Bermain dengan politik identitas artinya menjauhkan atau bahkan meniadikan bahasan mengenai visi dan misi, gagasan-gasan dan terobosan terbaru untuk membangun negara ini yang jauh lebih substansial. Ruang-ruang dan diskursus tentang program-program unggulan andai kata terpilih menjadi presiden dan wakil presiden absen dalam kontestasi pilpres kali ini. Sehingga visi dan misi kedua paslon hanya menjadi pepesan kosong yang disajikan kepada masyarakat. Masyarakat semakin bingung menentukan pilihan terbaiknya, masyarakat semakin kehilangan arah dalam menentukan sosok yang dipercaya untuk memimpin negara ini karena termakan isu politik identitas yang tiada kunjung reda.

Kepemimpinan di negara Indonesia tidak bisa dilepaskan dari nilai-nilai yang terkandang dalam pancasila. Karena pancasila sebagai sumber dan nilai pokok sekaligus pegangan bagi bangsa ini. Dari kelima sila yang ada di dalamnya mencakup seluruh aspek kehidupan berbangda dan bernegara. Salah satu sila yang sangat penting dan erat kaitannya dengan hak-hak dan kewajiban sebagai warga negara. Visi kemanusiaan, keadilan, dan keadaban menjadi inti utama dalam membangun Indonesia yang merdeka, berdaulat, adil dan makmur.

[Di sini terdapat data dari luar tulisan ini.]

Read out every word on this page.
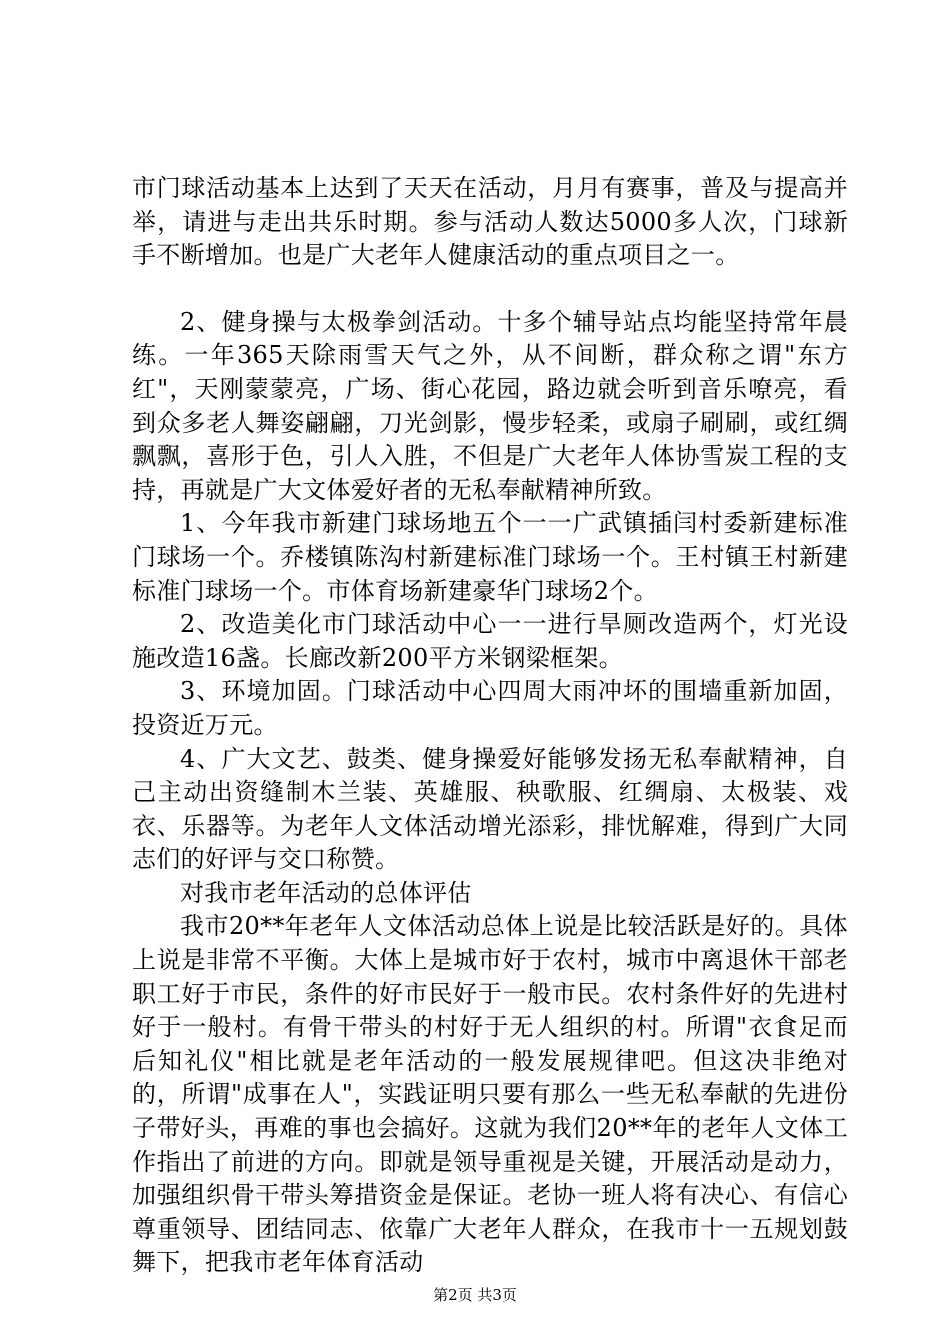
市门球活动基本上达到了天天在活动，月月有赛事，普及与提高并举，请进与走出共乐时期。参与活动人数达5000多人次，门球新手不断增加。也是广大老年人健康活动的重点项目之一。

2、健身操与太极拳剑活动。十多个辅导站点均能坚持常年晨练。一年365天除雨雪天气之外，从不间断，群众称之谓"东方红"，天刚蒙蒙亮，广场、街心花园，路边就会听到音乐嘹亮，看到众多老人舞姿翩翩，刀光剑影，慢步轻柔，或扇子刷刷，或红绸飘飘，喜形于色，引人入胜，不但是广大老年人体协雪炭工程的支持，再就是广大文体爱好者的无私奉献精神所致。

1、今年我市新建门球场地五个一一广武镇插闫村委新建标准门球场一个。乔楼镇陈沟村新建标准门球场一个。王村镇王村新建标准门球场一个。市体育场新建豪华门球场2个。

2、改造美化市门球活动中心一一进行旱厕改造两个，灯光设施改造16盏。长廊改新200平方米钢梁框架。

3、环境加固。门球活动中心四周大雨冲坏的围墙重新加固，投资近万元。

4、广大文艺、鼓类、健身操爱好能够发扬无私奉献精神，自己主动出资缝制木兰装、英雄服、秧歌服、红绸扇、太极装、戏衣、乐器等。为老年人文体活动增光添彩，排忧解难，得到广大同志们的好评与交口称赞。

对我市老年活动的总体评估

我市20**年老年人文体活动总体上说是比较活跃是好的。具体上说是非常不平衡。大体上是城市好于农村，城市中离退休干部老职工好于市民，条件的好市民好于一般市民。农村条件好的先进村好于一般村。有骨干带头的村好于无人组织的村。所谓"衣食足而后知礼仪"相比就是老年活动的一般发展规律吧。但这决非绝对的，所谓"成事在人"，实践证明只要有那么一些无私奉献的先进份子带好头，再难的事也会搞好。这就为我们20**年的老年人文体工作指出了前进的方向。即就是领导重视是关键，开展活动是动力，加强组织骨干带头筹措资金是保证。老协一班人将有决心、有信心尊重领导、团结同志、依靠广大老年人群众，在我市十一五规划鼓舞下，把我市老年体育活动

第2页 共3页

Harusnya, diskursus yang dibahas oleh kedua paslon juga para pendukung di belakangnya fokus pada nilai-nilai itu. Bagaimana implementasi dari nilai-nilai yang terkandung pada sila pancasila itu dapat diterapkan, juga dengan penjabaran nilai-nilai pancasila yang diperjelas dalam pasal-pasal yang terdapat di UUD 1945. Bukan malah terjebak pada kepentingan kedua paslon lalu mengabaikan kepentingan bangsa dan negara. Egosentrisme pada jabatan seakan membuat nalar sehat menjadi hilang. Alhasil, politik identitas atau SARA menjadi senjata paling ampuh untuk merebut margin elektabilitas masing-masing paslon. Agama seringkali disudutkan demi kepentingan politik praktis.

Yang jelas, kita tidak boleh missed dalam memahami sejarah. Jangan mau kita dibentur-benturkan dengan persoalan politik dan agama. Kalau kita bicara Pancasila, artinya kita berbicara juga tentang Islam, karena muatan Pancasila sebenarnya nilai-nilai Islam. Drs. Moh Hatta pernah mengatakan “… jika orang ingin memperjuangkan ajaran Islam di Indonesia, pakailah “ilmu garam, tidak ilmu gincu”. Ketika garam larut dalam makanan, bekasnya tidak kelihatan, tetapi pengaruhnya dalam cita rasa makanan sangat menentukan. Sebaliknya gincu yang dipakai kaum perempuan, terbelalak merah di bibir, tetapi tunarasa…”.

Para pendahulu kita sudah memiliki abstraksi berpikir yang melampaui zamannya. Politik identitas hanya akan memecah belah kita, antara golongan, antar umat beragama, antar sesame umat Islam, bahkan dibentur-benturkan mereka yang mengaku pancasilais dengan mereka yang tidak pancasilais. Bagaimana cara berpikir kedua paslon kita kalau yang ada dipikirannya yang penting menang dan mendapatkan margin elektabilitas? Persatuan dan kesatuan akan menjadi korban.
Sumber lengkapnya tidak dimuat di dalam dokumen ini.